New law loosens curbs on nuclear trust funds; muni demand may fall.

WASHINGTON - President Bush has signed into law a bill that could weaken demand for tax-exempt bonds by easing rules that have prompted nuclear decommissioning trust funds to invest heavily in municipals over the last several years.

Bush's action came on Saturday. at the same time that the White House received the urban aid tax bill. By late yesterday the President had not acted on the tax bill, though administration officials have said he will veto it. Bush has until Nov. 5 to make a decision on that measure.

The change affecting nuclear trust funds was included in a comprehensive energy package that at one time had also contained two provisions beneficial to the municipal market. But those items, which would have increased the supply of bank-qualified bonds and eased volume cap restrictions on highspeed rail bonds, were dropped by tax conferees crafting the final version of the measure earlier this month.

The nuclear trust fund provision updates a 1984 law, which permits utility companies to receive tax breaks for setting up funds to save for future costs of shutting down nuclear power plants. Under that law, those funds could invest only in U.S. Treasury securities, bank deposits, and tax-exempt municipal bonds.

But the law enacted on Saturday waives those investment restrictions, and lowers the funds' 34% tax rate to 22% in 1994 and 20% in 1996.

Wall Street analysts have said there are no firm estimates of how much money, nuclear trust funds have put into municipals. But according to some estimates, the funds currently are about 80% invested in municipals. Cost estimates for shutting down the more than 100 nuclear plants around the country range from $60 billion to $100 billion.

Earlier this year, Rep. Beryl Anthony, D-Ark., had attempted to blunt the provision's potentially negative effect on municipal bond demand when the legislation was under consideration by the House Ways and Means Committee. Anthony, a Ways and Means member, proposed increasing the supply of bank-qualified bonds.

Under current law, banks may deduct 80% of the cost of carrying tax-exempt bonds if they are purchased from an issuer who expects to sell no more than $10 million annually. Anthony's proposal, which the committee added to the House version of the energy bill, would have increased that amount to $20 million.

House and Senate conferees dropped Anthony's amendment from the final energy bill because an identical proposal was included in the final version of the urban aid tax bill. But with the tax bill under a veto threat, the provision on bank-qualified bonds stands little chance of becoming law.
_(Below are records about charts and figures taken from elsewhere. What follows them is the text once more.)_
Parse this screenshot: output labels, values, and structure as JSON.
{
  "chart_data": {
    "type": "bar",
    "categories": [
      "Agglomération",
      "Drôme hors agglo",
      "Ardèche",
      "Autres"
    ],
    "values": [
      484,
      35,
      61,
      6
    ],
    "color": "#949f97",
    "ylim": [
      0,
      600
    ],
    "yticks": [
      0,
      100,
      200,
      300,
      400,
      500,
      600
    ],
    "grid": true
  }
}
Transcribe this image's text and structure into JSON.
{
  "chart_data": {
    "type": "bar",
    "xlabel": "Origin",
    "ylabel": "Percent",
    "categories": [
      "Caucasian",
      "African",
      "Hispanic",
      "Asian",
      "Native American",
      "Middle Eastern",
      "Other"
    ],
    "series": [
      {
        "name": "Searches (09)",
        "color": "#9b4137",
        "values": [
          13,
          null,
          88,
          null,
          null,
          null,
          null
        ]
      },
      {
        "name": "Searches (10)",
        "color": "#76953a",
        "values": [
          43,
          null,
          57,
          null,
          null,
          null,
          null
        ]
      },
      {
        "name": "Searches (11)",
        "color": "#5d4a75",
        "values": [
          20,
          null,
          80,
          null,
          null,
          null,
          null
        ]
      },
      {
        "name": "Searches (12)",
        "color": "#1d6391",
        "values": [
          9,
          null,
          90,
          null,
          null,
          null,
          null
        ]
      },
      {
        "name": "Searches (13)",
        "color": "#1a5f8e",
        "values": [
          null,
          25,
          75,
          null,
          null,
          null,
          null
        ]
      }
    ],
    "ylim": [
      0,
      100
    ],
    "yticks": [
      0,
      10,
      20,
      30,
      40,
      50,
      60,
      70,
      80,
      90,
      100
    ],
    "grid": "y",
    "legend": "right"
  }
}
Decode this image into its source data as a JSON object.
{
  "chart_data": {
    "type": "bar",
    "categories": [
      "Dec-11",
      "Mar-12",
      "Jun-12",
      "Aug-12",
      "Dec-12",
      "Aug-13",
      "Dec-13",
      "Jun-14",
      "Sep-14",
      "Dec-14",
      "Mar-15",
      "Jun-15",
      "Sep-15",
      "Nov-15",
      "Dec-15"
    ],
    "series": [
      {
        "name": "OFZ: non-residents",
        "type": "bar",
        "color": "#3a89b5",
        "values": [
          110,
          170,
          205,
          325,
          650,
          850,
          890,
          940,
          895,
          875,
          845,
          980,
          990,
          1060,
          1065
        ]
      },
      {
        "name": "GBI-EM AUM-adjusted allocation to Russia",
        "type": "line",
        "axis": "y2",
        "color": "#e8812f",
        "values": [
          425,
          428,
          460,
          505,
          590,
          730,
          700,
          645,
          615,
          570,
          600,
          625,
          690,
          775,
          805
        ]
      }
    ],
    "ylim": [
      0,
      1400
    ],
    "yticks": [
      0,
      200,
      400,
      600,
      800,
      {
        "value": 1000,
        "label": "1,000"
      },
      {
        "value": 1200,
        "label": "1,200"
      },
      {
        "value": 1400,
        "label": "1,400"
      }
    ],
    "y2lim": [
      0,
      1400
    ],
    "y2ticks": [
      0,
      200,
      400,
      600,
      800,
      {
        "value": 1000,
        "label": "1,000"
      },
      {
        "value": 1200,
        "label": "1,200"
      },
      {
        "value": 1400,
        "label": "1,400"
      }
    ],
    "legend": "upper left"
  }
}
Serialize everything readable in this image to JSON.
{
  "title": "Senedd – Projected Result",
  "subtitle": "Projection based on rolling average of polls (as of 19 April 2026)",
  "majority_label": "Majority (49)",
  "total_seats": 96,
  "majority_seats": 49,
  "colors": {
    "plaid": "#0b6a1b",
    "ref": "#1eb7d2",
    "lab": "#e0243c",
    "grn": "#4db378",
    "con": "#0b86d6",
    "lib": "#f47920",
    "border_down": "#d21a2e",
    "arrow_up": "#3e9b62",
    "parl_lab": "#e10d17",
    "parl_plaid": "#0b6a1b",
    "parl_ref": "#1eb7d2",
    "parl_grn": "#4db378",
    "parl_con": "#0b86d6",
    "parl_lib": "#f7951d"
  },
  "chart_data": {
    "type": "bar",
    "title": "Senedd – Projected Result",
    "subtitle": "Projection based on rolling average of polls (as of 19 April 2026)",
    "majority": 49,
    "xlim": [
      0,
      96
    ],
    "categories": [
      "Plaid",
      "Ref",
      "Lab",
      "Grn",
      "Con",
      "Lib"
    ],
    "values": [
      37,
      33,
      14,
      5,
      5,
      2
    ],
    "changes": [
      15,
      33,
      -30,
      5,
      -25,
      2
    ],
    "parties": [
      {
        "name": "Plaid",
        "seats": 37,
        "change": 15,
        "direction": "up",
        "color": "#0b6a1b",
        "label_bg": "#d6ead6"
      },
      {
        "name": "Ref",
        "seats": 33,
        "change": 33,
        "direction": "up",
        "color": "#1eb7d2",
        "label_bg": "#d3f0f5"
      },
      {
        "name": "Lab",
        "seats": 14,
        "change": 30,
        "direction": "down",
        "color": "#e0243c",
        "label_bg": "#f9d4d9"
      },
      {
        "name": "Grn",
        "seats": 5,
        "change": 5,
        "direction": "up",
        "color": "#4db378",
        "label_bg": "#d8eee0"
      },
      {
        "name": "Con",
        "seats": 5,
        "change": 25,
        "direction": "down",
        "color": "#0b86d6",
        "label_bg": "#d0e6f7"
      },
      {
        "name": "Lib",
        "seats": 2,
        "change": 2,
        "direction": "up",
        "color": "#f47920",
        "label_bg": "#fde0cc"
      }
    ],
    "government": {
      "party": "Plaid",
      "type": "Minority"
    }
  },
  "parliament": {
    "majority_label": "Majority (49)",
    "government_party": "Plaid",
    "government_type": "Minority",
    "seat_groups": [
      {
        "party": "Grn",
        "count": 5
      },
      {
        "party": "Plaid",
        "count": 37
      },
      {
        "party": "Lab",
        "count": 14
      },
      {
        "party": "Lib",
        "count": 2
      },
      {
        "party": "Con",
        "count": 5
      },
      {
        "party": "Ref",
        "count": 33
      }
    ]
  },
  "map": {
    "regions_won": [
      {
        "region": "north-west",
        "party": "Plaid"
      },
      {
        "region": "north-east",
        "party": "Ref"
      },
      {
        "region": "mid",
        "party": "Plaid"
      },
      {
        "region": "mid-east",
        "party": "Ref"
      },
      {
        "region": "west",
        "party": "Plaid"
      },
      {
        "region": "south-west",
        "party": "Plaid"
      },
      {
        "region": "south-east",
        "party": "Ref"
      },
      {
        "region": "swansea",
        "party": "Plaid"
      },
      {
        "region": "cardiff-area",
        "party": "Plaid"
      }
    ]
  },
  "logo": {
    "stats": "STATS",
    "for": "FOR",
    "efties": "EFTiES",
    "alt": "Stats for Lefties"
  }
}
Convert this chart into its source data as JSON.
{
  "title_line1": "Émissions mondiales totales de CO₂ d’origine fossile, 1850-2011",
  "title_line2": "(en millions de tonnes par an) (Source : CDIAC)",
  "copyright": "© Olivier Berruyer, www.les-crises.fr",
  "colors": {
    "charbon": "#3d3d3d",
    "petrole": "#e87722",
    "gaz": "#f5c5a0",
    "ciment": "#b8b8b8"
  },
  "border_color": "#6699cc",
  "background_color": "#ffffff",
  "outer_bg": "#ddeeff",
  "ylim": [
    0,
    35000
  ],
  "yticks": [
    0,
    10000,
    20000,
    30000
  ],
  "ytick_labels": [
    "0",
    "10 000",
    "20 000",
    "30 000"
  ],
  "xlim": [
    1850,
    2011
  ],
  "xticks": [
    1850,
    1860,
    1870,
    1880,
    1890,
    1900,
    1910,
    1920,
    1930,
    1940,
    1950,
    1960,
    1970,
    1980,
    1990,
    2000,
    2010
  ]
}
Also dropped from the final energy bill was a Senate-passed provision proposed by Sen. Steve Symms, R-Idaho.

The provision would have ended the requirement that issuers of high-speed rail bonds obtain an allocation under the private-activity bond volume cap for 25% of each issue. The provision was not included in other legislation and is dead for this year.

The new energy law does contain a provision that applies to investor-owned utilities that issue tax-exempt bonds to finance so-called wheeling activities. Wheeling refers to the practice whereby utilities act as conduits for power generated by independent producers.

The new law authorizes federal regulators to require local utilities to step up wheeling. It also waives Internal Revenue Service rules against exporting power, to preserve the tax-exempt status of bonds issued for wheeling.

But under a provision added by the Ways and Means Committee and preserved in the final version of the bill, the waiver is limited to utilities that already qualified for bond financing under the prior law.